Les bénévoles ne travaillent pas seuls. La Cyclofficine, qui se définit comme un "atelier coopératif", se fixe pour objectif d’enseigner les gestes élémentaires, de façon que chacun apprenne à se débrouiller. Devant le collège d’Ivry, M. Morin se montre disponible, serviable, à l’écoute, mais il n’intervient que lorsqu’on a besoin de lui. La formule fait recette. La Cyclofficine a inauguré, jeudi 3 mai, un atelier dans une ancienne salle de danse du 20e arrondissement de Paris. Le local, ouvert depuis quelques semaines aux habitants du quartier, est en pleine effervescence. Les bénévoles, tee-shirts de couleur maculés de graisse, se mêlent aux adhérents à la recherche d’une suggestion et aux voisins du quartier qui passent la tête, par curiosité. Le tutoiement est de rigueur. On s’échange des clés à molette et des conseils.
Mira Bjornskau, une étudiante norvégienne vivant à Paris, a passé une bonne heure à réparer un pédalier, aidée par des bénévoles. "C’est le vélo de ma soeur ; je l’avais laissé dehors et quelqu’un l’a endommagé. Je vais pouvoir le lui rendre comme neuf", dit-elle.

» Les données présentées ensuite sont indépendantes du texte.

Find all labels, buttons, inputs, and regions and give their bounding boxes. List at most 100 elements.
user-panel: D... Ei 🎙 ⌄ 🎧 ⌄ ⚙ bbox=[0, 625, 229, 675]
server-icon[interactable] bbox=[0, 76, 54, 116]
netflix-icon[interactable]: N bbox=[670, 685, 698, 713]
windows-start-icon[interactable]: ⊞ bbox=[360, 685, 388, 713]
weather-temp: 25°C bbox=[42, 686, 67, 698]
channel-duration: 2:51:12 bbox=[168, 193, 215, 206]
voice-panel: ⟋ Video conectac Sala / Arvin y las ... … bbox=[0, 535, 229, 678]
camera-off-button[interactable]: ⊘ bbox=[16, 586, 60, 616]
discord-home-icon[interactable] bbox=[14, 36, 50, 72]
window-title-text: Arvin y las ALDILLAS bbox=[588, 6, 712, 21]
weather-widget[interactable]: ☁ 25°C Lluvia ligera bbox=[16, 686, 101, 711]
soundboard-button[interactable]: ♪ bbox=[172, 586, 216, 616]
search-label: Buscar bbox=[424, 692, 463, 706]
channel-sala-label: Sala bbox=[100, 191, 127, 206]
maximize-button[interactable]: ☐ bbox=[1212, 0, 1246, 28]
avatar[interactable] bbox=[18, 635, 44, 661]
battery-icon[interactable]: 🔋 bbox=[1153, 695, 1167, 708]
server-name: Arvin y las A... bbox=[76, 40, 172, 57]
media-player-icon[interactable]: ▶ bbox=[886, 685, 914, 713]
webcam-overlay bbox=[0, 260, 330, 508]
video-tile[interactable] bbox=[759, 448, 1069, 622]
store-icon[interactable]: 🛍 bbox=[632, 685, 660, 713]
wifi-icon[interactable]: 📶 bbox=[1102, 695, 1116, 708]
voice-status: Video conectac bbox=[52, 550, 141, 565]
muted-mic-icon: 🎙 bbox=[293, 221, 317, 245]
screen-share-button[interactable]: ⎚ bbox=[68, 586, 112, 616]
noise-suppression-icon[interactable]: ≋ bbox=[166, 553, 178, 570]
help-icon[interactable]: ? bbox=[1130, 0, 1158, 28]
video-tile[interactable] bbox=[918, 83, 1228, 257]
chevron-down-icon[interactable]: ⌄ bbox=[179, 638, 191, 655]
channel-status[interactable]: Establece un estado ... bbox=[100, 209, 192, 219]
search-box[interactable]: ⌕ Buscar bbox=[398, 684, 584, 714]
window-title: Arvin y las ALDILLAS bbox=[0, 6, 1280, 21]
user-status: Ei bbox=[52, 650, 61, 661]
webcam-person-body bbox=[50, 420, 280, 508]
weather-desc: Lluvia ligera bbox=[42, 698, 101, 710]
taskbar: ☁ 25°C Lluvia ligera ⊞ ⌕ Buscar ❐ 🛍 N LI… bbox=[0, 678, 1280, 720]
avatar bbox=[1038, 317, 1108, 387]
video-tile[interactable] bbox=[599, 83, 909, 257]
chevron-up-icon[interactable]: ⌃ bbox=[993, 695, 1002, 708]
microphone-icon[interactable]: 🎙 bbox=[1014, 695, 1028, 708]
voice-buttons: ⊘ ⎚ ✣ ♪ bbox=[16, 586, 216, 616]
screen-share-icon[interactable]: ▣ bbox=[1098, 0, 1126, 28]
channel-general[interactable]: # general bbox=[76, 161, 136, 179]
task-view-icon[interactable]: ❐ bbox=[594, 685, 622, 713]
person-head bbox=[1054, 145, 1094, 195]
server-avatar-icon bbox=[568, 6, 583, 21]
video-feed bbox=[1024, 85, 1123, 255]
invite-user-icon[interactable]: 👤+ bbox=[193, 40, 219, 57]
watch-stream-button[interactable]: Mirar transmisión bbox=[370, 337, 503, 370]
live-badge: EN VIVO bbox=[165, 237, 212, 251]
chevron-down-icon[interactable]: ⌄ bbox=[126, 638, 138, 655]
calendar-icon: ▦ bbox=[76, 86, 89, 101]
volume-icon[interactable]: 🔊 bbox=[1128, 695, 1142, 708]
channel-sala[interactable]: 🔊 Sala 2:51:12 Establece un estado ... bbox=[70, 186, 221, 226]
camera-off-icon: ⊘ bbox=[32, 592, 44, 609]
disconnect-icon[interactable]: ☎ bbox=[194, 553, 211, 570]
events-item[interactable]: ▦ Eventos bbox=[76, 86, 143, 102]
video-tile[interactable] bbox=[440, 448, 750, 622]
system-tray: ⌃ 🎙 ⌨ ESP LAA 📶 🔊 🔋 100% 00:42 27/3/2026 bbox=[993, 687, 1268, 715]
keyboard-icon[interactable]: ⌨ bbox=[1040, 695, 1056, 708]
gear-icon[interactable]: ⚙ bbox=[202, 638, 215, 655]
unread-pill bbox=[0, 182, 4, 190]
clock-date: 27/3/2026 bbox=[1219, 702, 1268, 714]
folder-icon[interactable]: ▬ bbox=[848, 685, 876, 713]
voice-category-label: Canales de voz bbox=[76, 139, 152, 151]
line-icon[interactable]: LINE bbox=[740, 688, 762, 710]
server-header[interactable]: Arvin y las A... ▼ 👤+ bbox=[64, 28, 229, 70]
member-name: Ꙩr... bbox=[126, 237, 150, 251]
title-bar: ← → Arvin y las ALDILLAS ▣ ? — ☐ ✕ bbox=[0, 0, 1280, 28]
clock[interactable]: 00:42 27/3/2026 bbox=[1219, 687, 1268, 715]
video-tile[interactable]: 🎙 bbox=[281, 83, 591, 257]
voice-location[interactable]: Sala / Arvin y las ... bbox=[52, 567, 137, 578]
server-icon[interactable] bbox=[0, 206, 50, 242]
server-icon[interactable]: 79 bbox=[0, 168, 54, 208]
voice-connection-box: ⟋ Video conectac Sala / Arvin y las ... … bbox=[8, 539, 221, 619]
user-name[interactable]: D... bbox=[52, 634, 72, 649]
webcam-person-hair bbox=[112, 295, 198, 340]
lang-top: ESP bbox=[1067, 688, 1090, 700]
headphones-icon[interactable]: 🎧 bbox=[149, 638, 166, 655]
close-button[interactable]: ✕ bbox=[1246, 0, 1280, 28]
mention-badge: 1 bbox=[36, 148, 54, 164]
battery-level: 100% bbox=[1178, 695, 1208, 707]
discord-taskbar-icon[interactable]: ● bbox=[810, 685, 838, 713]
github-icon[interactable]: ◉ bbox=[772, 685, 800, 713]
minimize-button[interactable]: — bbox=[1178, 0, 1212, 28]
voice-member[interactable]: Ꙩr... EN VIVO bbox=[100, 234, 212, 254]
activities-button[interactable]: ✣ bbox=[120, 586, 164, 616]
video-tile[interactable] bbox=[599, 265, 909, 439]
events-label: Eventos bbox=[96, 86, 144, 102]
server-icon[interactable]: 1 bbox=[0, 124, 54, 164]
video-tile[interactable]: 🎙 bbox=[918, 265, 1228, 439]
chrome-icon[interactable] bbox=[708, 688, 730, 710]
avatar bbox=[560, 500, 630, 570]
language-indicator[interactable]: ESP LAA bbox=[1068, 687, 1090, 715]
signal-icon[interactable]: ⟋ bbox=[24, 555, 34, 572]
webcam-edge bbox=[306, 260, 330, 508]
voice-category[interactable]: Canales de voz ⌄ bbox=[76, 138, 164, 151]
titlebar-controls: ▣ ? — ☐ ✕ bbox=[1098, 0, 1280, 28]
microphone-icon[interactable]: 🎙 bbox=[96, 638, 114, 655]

Pour pouvoir bénéficier de ces services, la jeune femme a versé sa cotisation à l’association, 25 euros pour un an, et acheté les pièces détachées pour une somme modique, 5 euros pour une roue, par exemple. L’atelier se révèle bien plus avantageux que les "vélocistes", garagistes pour vélos, qui réclament 15 à 20 euros pour une crevaison, et parfois jusqu’à 100 euros pour remettre à neuf une bicyclette.
Derrière les bons conseils et les petits gestes d’entraide émerge une ambition militante. "Nous faisons sortir les vélos des caves. Les gens les remettent en état et les utilisent davantage, ce qui contribue à pacifier les rues et rendre la ville plus agréable", assure Julien Allaire, administrateur de L’Heureux Cyclage, un réseau regroupant, outre la Cyclofficine, une cinquantaine d’ateliers vélo répartis dans toute la France.
Ces associations prospèrent aussi bien dans les villes universitaires telles que Bordeaux ou Rennes qu’à Pamiers (Ariège) ou Romans-sur-Isère (Drôme). Elles proposent à leurs quelque 25 000 adhérents des vélos soigneusement retapés, vendus entre 50 et 80 euros. A Lille, forte de ses 1 800 membres, l’association Droit au vélo réclame des aménagements cyclables aux élus locaux. A Grenoble, Un P’tit Vélo, qui dispose de deux ateliers, dans le centre et sur le campus universitaire, organise des "vélos-parades" destinées à accroître la visibilité des cyclistes en ville.
Partout, les associations cherchent le soutien des municipalités. "Nous ne demandons pas nécessairement des subventions, mais des locaux pour stocker le matériel ainsi que la possibilité d’accéder aux déchetteries municipales", précise M. Allaire. Car les vélos cassés ou abîmés, dont les utilisateurs se débarrassent en les jetant ou en les abandonnant à un poteau, ne sont pas perdus pour tout le monde. Ils constituent une source abondante de pièces détachées, permettant notamment de réparer des modèles qui ne sont plus en vente depuis des décennies. Toutes les mairies ne coopèrent pas avec autant d’enthousiasme. A Ivry, la Cyclofficine réclame la possibilité d’occuper un local appartenant à la municipalité, mais se heurte à un refus. "Si cela ne tenait qu’à moi, ils auraient depuis longtemps un lieu pour travailler", indique Chantal Duchêne, adjointe au maire (EELV), qui ne parvient pas à convaincre la majorité communiste à laquelle elle est pourtant associée.